The arson of medical records stored at Mtarfa is a new reminder that despite the enactment of national archives legislation, the state of our public archives is not a happy one.

The main depositories at Rabat and Mdina are in a reasonably good state, it is true, but even they are grossly understaffed, and were it not for the valuable assistance they are receiving from the Friends of the National Archives, the exploitation of their resources would have been much poorer so far. In any case, the National Archives and the ministry responsible for them cannot go on relying indefinitely on the Friends since the latter are a voluntary organisation at any one time.

What is much more shocking is the state of the Notarial Archives depository in Christopher Street, Valletta, a harrowing account of which has recently appeared in this newspaper. Some of the documents themselves are in a sorry state, and even the building itself is in places ruinous.

The current financial straits with which the public sector is bedevilled have, as usual, greatly affected the financial resources made available to the arts, libraries and archives. Complaints about the gross underfunding for the past few years of what has for long been Malta's best endowed library, that of the university, are becoming more frantic, while of course the National Library's miserable funding is chronic.

Hitherto, the National Archives have been administratively dependent on the public Libraries and Archives Department, so their lot is governed by what is happening in that department whose reputation for activity and innovation is not of the highest. Reports by experts in the past, with which the Friends of the National Archives are in agreement, recommended that the National Archives should become an autonomous department, and the sooner this is done, the better.

Autonomy alone, however, will not suffice. Much better funding will be needed to enable the National Archives to carry out the considerable task of seeing that large masses of documents now stored precariously in a number of buildings are brought in for sorting and calendaring. They have also to see that archives like the ones destroyed at Mtarfa, that have never been transferred by the Health Department to the National Archives, as they should have been under the National Archives Act, are so transferred.

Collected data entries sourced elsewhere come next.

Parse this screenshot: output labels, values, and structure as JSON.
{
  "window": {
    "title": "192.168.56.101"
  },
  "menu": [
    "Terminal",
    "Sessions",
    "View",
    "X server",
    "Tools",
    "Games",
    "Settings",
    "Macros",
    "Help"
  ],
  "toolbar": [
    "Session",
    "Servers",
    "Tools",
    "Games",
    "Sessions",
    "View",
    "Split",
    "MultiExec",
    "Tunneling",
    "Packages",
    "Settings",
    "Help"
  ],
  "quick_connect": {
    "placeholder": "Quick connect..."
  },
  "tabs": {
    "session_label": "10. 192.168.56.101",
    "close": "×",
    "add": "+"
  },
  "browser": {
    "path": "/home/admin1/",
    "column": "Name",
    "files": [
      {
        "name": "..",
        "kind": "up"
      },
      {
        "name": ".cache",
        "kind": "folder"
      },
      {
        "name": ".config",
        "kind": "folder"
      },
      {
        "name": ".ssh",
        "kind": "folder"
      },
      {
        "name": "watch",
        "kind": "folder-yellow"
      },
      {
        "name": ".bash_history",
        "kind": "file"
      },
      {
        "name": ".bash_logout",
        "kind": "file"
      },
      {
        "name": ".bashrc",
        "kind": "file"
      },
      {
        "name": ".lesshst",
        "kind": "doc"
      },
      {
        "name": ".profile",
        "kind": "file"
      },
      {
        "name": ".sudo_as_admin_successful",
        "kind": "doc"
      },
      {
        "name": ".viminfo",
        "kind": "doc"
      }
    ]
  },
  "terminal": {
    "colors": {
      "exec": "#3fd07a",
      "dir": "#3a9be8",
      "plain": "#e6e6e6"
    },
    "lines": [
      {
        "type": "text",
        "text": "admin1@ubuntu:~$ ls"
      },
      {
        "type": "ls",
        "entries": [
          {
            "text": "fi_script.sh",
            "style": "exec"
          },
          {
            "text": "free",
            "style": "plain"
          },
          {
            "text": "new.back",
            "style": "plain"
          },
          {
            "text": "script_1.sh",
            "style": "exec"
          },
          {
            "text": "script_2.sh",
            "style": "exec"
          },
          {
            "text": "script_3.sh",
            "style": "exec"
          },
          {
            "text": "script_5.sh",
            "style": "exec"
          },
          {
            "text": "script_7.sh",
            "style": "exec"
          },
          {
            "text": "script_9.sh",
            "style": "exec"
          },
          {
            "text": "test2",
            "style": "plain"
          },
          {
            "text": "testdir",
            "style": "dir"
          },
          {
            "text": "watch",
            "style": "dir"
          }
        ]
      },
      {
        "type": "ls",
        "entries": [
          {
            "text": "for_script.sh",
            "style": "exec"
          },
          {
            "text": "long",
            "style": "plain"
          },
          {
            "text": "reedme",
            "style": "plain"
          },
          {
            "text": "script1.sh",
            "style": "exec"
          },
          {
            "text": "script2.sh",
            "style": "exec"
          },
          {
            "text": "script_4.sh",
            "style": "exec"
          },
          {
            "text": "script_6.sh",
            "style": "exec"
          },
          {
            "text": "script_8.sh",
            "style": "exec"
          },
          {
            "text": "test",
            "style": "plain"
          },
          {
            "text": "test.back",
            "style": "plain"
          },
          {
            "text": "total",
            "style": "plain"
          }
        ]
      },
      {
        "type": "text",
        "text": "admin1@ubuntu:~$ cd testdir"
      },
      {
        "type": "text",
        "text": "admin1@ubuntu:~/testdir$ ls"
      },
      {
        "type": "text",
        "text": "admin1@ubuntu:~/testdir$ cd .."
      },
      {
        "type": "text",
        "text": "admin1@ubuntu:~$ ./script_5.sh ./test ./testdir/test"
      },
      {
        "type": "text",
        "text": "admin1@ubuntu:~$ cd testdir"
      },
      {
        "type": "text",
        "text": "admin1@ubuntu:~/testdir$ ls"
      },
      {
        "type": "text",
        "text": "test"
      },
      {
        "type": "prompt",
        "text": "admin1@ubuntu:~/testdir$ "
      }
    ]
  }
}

More funds also need to be made available for the proper preservation of archives. Microfilming original documents can be an important back-up, but the recent incident in which microfilms of archives at the Cathedral Museum were destroyed through chemical reactions has shown that microfilming is not enough unless the microfilms are stored in a proper environment.

At the same time, the security of the buildings where unprocessed or untransferred archives are stored, needs to be strengthened. The government, and the nation at large, simply cannot tolerate a situation in which idle or malicious people have easy access to such depositories.

This is not the time for great capital expenditure, but it is surely time to plan for the large modern and well-equipped building that should house the National Archives within the next 10 years. The former Santo Spirito Hospital in Rabat is a handsome and reasonably useful building, but it cannot possibly cope with the masses of archives likely to be accessioned in the coming years.